Рассматривая русскую революцию в широком историческом контексте, Федотов указывал на необходимость приобщения пореволюционной России к православной культуре, что выступало для него основным условием «подлинно национального творчества» [10, с. 101]. Федотов не случайно настаивал на этом. Длительное время, вплоть до сталинской «контрреволюции», он не сомневался в существовании преображающей функции революции. Особенно благоприятные условия для ее реализации, согласно его логике, предоставляли некоторые ментальные особенности русского народа. Так, «социальный революционаризм», отразившийся отчасти в философии социального титанизма, уберегавший некоторое время, по мысли Федотова, большинство советских людей от мещанства в европейском смысле этого слова, связывался им с выраженным эсхатологическим компонентом в национальном сознании русского народа.
Русская революция как центральный факт отечественной истории XX в. стала предметом целенаправленного исследования Федотова в годы его жизни в эмиграции. Внутреннее единство работ мыслителя, посвященных этой проблеме, осуществлялось через раскрытие в них центральной для него темы, а именно уклонения империи от главного для нее просветительского предназначения. «В просвещении был весь смысл Империи как новой формы власти», - писал он [8, с. 130]. В этом историческом задании мыслитель усматривал конкретизацию метаисторического призвания России в рамках определенного исторического периода ее развития.
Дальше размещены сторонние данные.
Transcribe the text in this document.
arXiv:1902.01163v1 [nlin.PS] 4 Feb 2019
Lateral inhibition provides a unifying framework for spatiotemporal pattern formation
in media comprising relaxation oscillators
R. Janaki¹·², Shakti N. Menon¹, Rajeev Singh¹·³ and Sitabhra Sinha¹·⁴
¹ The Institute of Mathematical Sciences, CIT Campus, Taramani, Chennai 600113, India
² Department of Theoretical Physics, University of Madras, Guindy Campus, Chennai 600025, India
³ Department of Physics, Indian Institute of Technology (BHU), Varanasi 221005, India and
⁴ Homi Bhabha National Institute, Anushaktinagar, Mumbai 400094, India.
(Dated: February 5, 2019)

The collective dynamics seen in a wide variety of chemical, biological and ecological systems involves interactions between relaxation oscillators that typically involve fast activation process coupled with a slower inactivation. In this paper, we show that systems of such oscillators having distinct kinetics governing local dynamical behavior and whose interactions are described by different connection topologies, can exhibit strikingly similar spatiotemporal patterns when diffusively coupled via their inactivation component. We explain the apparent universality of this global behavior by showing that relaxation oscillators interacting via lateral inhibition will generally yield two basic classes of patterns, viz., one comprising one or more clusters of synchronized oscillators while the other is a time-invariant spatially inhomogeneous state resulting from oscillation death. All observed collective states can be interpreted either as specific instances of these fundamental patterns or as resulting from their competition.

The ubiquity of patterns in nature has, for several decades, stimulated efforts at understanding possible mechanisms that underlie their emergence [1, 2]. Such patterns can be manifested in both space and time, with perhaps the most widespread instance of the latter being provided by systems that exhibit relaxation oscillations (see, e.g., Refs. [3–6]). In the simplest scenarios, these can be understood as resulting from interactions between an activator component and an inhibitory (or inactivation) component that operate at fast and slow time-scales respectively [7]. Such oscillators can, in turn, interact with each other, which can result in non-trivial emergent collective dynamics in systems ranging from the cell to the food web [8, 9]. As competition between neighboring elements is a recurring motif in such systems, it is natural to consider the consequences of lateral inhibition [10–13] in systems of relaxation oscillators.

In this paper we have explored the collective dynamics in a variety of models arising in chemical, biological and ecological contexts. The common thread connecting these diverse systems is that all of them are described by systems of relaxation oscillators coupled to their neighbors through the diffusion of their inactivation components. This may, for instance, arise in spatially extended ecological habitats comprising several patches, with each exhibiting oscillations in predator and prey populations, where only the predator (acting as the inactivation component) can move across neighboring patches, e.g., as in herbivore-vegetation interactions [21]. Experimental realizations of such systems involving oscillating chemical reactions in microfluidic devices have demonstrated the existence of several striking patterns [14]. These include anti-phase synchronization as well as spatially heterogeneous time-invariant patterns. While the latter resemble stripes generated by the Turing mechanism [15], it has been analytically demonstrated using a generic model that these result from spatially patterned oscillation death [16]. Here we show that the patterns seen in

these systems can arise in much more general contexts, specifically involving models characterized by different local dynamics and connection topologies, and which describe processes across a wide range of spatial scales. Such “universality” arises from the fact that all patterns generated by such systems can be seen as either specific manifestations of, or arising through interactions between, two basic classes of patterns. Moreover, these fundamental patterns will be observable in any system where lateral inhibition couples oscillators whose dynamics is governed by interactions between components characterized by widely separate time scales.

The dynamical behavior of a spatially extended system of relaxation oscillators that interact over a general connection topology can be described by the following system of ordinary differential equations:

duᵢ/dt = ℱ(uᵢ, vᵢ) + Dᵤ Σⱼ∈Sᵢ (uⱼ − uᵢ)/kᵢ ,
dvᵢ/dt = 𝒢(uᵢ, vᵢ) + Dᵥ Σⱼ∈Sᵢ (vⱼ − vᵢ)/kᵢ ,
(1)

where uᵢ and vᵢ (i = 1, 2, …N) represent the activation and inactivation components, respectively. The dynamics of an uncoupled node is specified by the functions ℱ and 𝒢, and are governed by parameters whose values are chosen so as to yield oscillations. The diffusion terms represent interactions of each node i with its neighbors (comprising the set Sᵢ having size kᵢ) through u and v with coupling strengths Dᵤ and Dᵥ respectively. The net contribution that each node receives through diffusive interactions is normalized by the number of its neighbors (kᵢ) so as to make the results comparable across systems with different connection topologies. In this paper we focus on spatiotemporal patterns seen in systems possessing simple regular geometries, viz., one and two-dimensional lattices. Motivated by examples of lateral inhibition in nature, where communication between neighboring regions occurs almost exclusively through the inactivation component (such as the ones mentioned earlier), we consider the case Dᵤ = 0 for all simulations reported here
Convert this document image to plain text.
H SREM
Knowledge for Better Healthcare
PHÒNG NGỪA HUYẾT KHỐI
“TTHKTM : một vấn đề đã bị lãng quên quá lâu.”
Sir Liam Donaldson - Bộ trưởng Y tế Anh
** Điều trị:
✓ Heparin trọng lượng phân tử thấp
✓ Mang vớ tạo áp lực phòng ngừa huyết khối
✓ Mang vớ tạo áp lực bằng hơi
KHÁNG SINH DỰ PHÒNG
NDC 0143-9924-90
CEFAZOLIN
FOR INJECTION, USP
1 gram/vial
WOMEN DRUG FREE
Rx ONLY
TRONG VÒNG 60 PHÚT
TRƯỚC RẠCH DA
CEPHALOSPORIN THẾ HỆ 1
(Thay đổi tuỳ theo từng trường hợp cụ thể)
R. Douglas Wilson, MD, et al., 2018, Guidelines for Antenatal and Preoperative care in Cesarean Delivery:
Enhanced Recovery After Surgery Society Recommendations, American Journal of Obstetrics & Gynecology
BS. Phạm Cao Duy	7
По мере ослабления в сознании элиты российского общества, прежде всего монархии, представлений о предназначении империи, полагал Федотов, неизбежность революции в России становилась все более очевидной. Он предложил гипотезу, в рамках которой подлинной ее причиной как раз и рассматривался затяжной кризис самодержавной власти, обусловленный этим обстоятельством, растянувшийся без малого на полтора столетия. Теоретическое положение о кризисе власти, спровоцировавшем системный кризис российского общества, при приоритетном внимании к духовно-культурным его составляющим, является ведущим в концепции русской революции Федотова. Его представление о серьезности затяжного кризиса власти
в России, как основной причине революции, оттенялось его суждениями относительно значения Первой мировой войны в комплексе ее причин. Он писал: «Можно, конечно, думать, что рок войны, непосильной для России, все равно обрекал на гибель работу ее творческих сил. Но и без войны было ясно, что вся эта работа парализуется и отравляется в самом сердце страны» [8, с. 172].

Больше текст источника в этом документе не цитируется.